We have a new range/stove/oven. Our old one, which had been getting weird and cranky for some time, spectacularly expired a week ago when I turned the oven on and the heating element sparked and then physically fell apart, with a clunk.
The local appliance store where I bought our washer and dryer has gone out of business, but left behind a web site urging its customers to patronize other local independent stores, which it named, and stay away from the big box stores. I went to the independent I would have visited anyway the first time if it hadn't been closed on Monday, which was the day I'd been doing my shopping. All their units were over $2000.
This seemed improbable. Consumer Reports lists most of its recommended electric units at under $1000 and says that extra money doesn't get you extra quality. I defected and went to a big box store, Best Buy. (Although I found gas cooking preferable when I had it, years ago, I'm not buying a new gas stove at this stage of the environmental game. Not to mention that my house probably has no gas line to the kitchen.)
First step was to limit my search to the brand that Consumer Reports found generally most reliable, Samsung. Then to sort through the models listed on the web site. The way it works in this field, every minor variant in features is a different model, so they proliferate. A model with fingerprint-resistant coating is $100 more than otherwise exactly the same model without it. Then to see which ones they had in stock.

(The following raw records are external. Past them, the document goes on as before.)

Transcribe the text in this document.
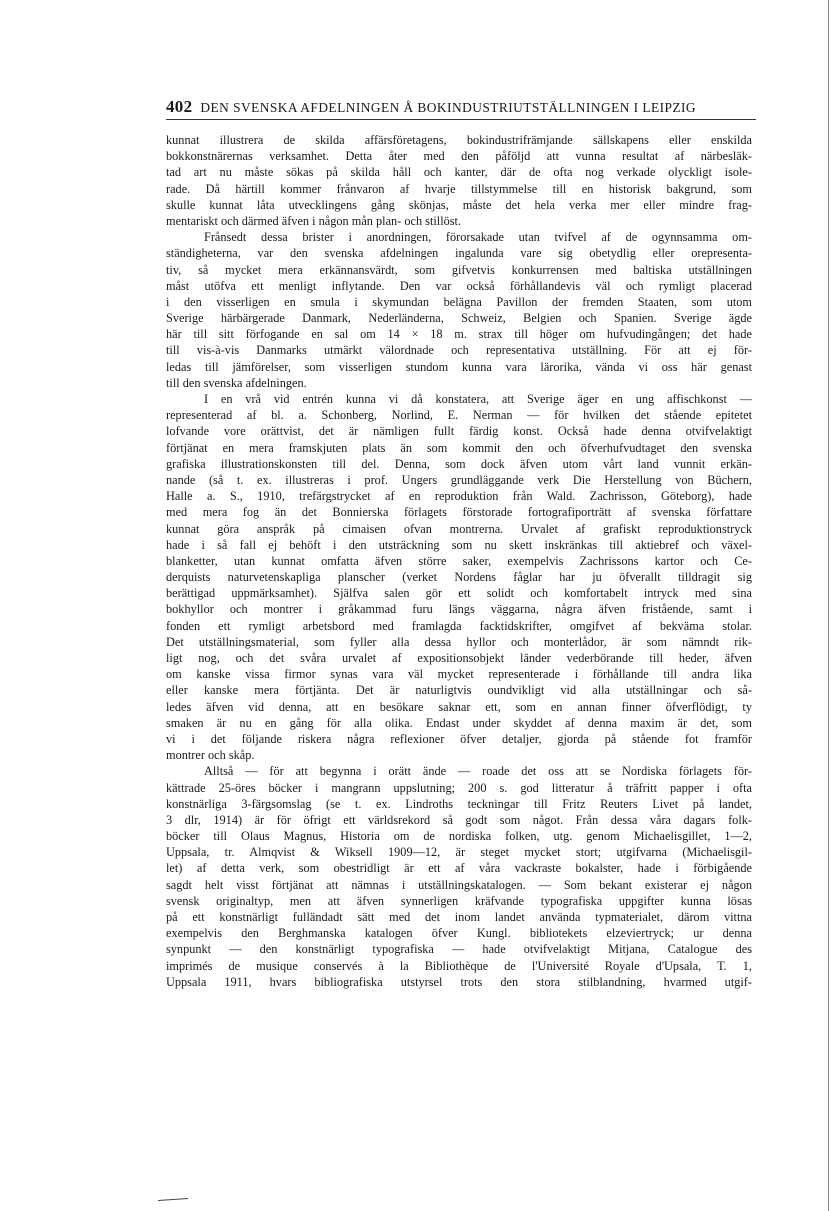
402 DEN SVENSKA AFDELNINGEN Å BOKINDUSTRIUTSTÄLLNINGEN I LEIPZIG
kunnat illustrera de skilda affärsföretagens, bokindustrifrämjande sällskapens eller enskilda
bokkonstnärernas verksamhet. Detta åter med den påföljd att vunna resultat af närbesläk-
tad art nu måste sökas på skilda håll och kanter, där de ofta nog verkade olyckligt isole-
rade. Då härtill kommer frånvaron af hvarje tillstymmelse till en historisk bakgrund, som
skulle kunnat låta utvecklingens gång skönjas, måste det hela verka mer eller mindre frag-
mentariskt och därmed äfven i någon mån plan- och stillöst.
Frånsedt dessa brister i anordningen, förorsakade utan tvifvel af de ogynnsamma om-
ständigheterna, var den svenska afdelningen ingalunda vare sig obetydlig eller orepresenta-
tiv, så mycket mera erkännansvärdt, som gifvetvis konkurrensen med baltiska utställningen
måst utöfva ett menligt inflytande. Den var också förhållandevis väl och rymligt placerad
i den visserligen en smula i skymundan belägna Pavillon der fremden Staaten, som utom
Sverige härbärgerade Danmark, Nederländerna, Schweiz, Belgien och Spanien. Sverige ägde
här till sitt förfogande en sal om 14 × 18 m. strax till höger om hufvudingången; det hade
till vis-à-vis Danmarks utmärkt välordnade och representativa utställning. För att ej för-
ledas till jämförelser, som visserligen stundom kunna vara lärorika, vända vi oss här genast
till den svenska afdelningen.
I en vrå vid entrén kunna vi då konstatera, att Sverige äger en ung affischkonst —
representerad af bl. a. Schonberg, Norlind, E. Nerman — för hvilken det stående epitetet
lofvande vore orättvist, det är nämligen fullt färdig konst. Också hade denna otvifvelaktigt
förtjänat en mera framskjuten plats än som kommit den och öfverhufvudtaget den svenska
grafiska illustrationskonsten till del. Denna, som dock äfven utom vårt land vunnit erkän-
nande (så t. ex. illustreras i prof. Ungers grundläggande verk Die Herstellung von Büchern,
Halle a. S., 1910, trefärgstrycket af en reproduktion från Wald. Zachrisson, Göteborg), hade
med mera fog än det Bonnierska förlagets förstorade fortografiporträtt af svenska författare
kunnat göra anspråk på cimaisen ofvan montrerna. Urvalet af grafiskt reproduktionstryck
hade i så fall ej behöft i den utsträckning som nu skett inskränkas till aktiebref och växel-
blanketter, utan kunnat omfatta äfven större saker, exempelvis Zachrissons kartor och Ce-
derquists naturvetenskapliga planscher (verket Nordens fåglar har ju öfverallt tilldragit sig
berättigad uppmärksamhet). Själfva salen gör ett solidt och komfortabelt intryck med sina
bokhyllor och montrer i gråkammad furu längs väggarna, några äfven fristående, samt i
fonden ett rymligt arbetsbord med framlagda facktidskrifter, omgifvet af bekväma stolar.
Det utställningsmaterial, som fyller alla dessa hyllor och monterlådor, är som nämndt rik-
ligt nog, och det svåra urvalet af expositionsobjekt länder vederbörande till heder, äfven
om kanske vissa firmor synas vara väl mycket representerade i förhållande till andra lika
eller kanske mera förtjänta. Det är naturligtvis oundvikligt vid alla utställningar och så-
ledes äfven vid denna, att en besökare saknar ett, som en annan finner öfverflödigt, ty
smaken är nu en gång för alla olika. Endast under skyddet af denna maxim är det, som
vi i det följande riskera några reflexioner öfver detaljer, gjorda på stående fot framför
montrer och skåp.
Alltså — för att begynna i orätt ände — roade det oss att se Nordiska förlagets för-
kättrade 25-öres böcker i mangrann uppslutning; 200 s. god litteratur å träfritt papper i ofta
konstnärliga 3-färgsomslag (se t. ex. Lindroths teckningar till Fritz Reuters Livet på landet,
3 dlr, 1914) är för öfrigt ett världsrekord så godt som något. Från dessa våra dagars folk-
böcker till Olaus Magnus, Historia om de nordiska folken, utg. genom Michaelisgillet, 1—2,
Uppsala, tr. Almqvist & Wiksell 1909—12, är steget mycket stort; utgifvarna (Michaelisgil-
let) af detta verk, som obestridligt är ett af våra vackraste bokalster, hade i förbigående
sagdt helt visst förtjänat att nämnas i utställningskatalogen. — Som bekant existerar ej någon
svensk originaltyp, men att äfven synnerligen kräfvande typografiska uppgifter kunna lösas
på ett konstnärligt fulländadt sätt med det inom landet använda typmaterialet, därom vittna
exempelvis den Berghmanska katalogen öfver Kungl. bibliotekets elzeviertryck; ur denna
synpunkt — den konstnärligt typografiska — hade otvifvelaktigt Mitjana, Catalogue des
imprimés de musique conservés à la Bibliothèque de l'Université Royale d'Upsala, T. 1,
Uppsala 1911, hvars bibliografiska utstyrsel trots den stora stilblandning, hvarmed utgif-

A visit to the local store, to perform a reality check by examining these treasures in person, provided also employees who were eager to be friendly and helpful, if not always well informed. Because it best suited our purposes of those that were in stock, we wound up with this one. It differs most dramatically from the old in the heating elements all being hidden underneath a featureless glass surface, which is true of most of the electric stoves these days.
Delivery, installation, and bringing out of the dead were performed by a different entity but arranged for and paid through Best Buy. That happened today, and this evening I made my first attempt to use the thing. I made the simplest dinner in my repertoire, heating up a Bertolli's frozen pasta entree with some extra chicken and veggies thrown in.
At first it didn't work. Ten minutes is enough to heat this meal up, but this time nothing happened. Had the designers of the heating elements forgotten that a layer of glass would come between the heating and the pan? I eventually concluded I'd been using too small a burner, although the manual warns you strongly against using a burner larger than the pan's contact area. But I picked a larger burner and it came out OK.
I think my next step is to try boiling a lot of pans of water under different circumstances and seeing what happens. But not tomorrow, as I have an all-day Occupation to be Named Later.
We also tried running the oven, and learned that when it turns off after the amount of time you set it for, the machine plays electronically a little song. This seems to be a Samsung thing. Our washer from the same mfr plays a verse of Schubert's "Die Forelle." This one I didn't recognize, but it wasn't "Home on the Range": they missed a bet there.